【震災5年・原発事故のあと】(03) 子供の被曝、母親ら支援の動き

20160420 05
福島第1原子力発電所事故による放射線の健康影響について、国連科学委員会は2013年の報告書で「(大半の癌は)増加は見られない」との見解を示した。ただ、子供の甲状腺癌だけは「確固たる結論を導くには情報が十分でない」と指摘した。福島県は2月15日、事故当時18歳以下の県民38万人を対象とした甲状腺検査で、昨年までに167人が“癌”か“癌の疑い”と診断されたと発表した。医師らで作る県の検討委員会は、「現時点では放射線の影響とは考え難い」と結論付けた。放射線に敏感と考えられる幼児の患者が少ないこと等が根拠とされた。過去の統計から推定される発症率の数十倍という患者数で、症状の無い人まで広く検査した為、通常は見つからない“死に結び付かない癌”等を多数見つけた可能性が指摘されている。しかし、見つかった癌が“死に結び付かない”かどうかは、現在の医学では見分けられず、基本的には手術して傷や後遺症が残る。「放射線の影響かどうか、今は結論を出せないが、事故が無ければしなかった筈の検査や手術で、心身に大きな負担をかけている」と、『放射線医学総合研究所』(千葉市)の明石真言理事(61)は言う。「私たちは何故、検査の度に不安にならねばならないのか」。3人の息子を持つ相馬市の女性(38)は語る。2人の息子の甲状腺に“嚢胞”(液体が溜まった袋)があると診断された。周囲の母親や専門家に相談して「癌と関係ない」と知り、今は気にしないようにしているという。

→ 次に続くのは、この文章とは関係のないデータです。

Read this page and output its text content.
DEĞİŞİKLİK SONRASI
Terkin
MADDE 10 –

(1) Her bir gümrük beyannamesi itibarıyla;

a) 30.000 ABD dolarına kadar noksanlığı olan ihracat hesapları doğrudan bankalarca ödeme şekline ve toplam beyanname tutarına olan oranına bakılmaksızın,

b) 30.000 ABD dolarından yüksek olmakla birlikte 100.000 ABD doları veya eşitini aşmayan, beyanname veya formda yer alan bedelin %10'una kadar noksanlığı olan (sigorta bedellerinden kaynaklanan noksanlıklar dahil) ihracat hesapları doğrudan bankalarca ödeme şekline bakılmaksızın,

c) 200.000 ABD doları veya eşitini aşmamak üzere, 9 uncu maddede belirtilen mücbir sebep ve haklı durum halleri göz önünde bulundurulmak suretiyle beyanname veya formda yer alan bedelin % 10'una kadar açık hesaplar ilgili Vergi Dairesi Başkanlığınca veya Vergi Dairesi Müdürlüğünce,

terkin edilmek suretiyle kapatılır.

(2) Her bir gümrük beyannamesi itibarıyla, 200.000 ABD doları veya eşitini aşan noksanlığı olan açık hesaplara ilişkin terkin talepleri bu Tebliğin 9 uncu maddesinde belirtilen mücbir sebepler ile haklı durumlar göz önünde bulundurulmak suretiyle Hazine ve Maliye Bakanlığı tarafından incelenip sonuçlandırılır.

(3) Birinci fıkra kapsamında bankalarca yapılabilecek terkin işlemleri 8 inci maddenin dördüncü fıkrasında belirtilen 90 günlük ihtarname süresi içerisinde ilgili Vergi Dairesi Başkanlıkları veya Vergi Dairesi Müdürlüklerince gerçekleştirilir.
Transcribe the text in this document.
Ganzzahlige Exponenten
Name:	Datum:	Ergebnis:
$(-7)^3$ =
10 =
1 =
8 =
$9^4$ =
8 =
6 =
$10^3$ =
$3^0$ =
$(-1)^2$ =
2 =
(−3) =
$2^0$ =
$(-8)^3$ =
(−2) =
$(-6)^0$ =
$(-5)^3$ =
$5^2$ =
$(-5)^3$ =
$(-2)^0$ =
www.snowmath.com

原発事故では放射性ヨウ素が飛散し、甲状腺癌の原因となる。食物汚染が野放しだったチェルノブイリ原発事故に比べ、福島の住民の被曝量は少ないと見られるが、放射性ヨウ素は短期間で消える為、福島では混乱の中、1000人余りしか測定されなかった。データが乏しいことから、県は被曝による癌の増加を完全には否定できず、検査を続ける方針だ。検査を受けた人は、1巡目(2011~2013年度)に比べ、2巡目(2014・2015年度)は減少している。「『受けない』という判断もあっていい」と、福島県立医科大学の緑川早苗准教授(47・放射線健康管理)は言う。しかし、その判断は親や本人にとって難しい。気軽に相談できる専門家が不可欠だ。同大学は、母親ら10~20人の集まりに専門医を派遣する勉強会を数多く開いている。非営利組織『ビーンズふくしま』が県内で開く『ままカフェ』には、仲間や情報を求める母親らが集う。運営に携わる松村美保子さん(47)は、「親が不安を感じるのは当たり前。それを否定せず、受け止めるのが大事」と語る。親の不安に寄り添う地道な活動が重要性を増している。被曝と健康についてのきめ細かな情報は、高齢者向けにも重要だ。被曝を恐れて外出を控えたり、不自由な避難生活が長引いたりして、肥満や飲酒といった癌のリスクを高める要因が増えている。南相馬市では、脳卒中による入院患者の発生率が2~3倍に上がったという。相馬中央病院内科診療科の越智小枝科長(41)は、「放射能ばかり気にせず、様々な健康リスクを総合的に捉える必要がある」と話している。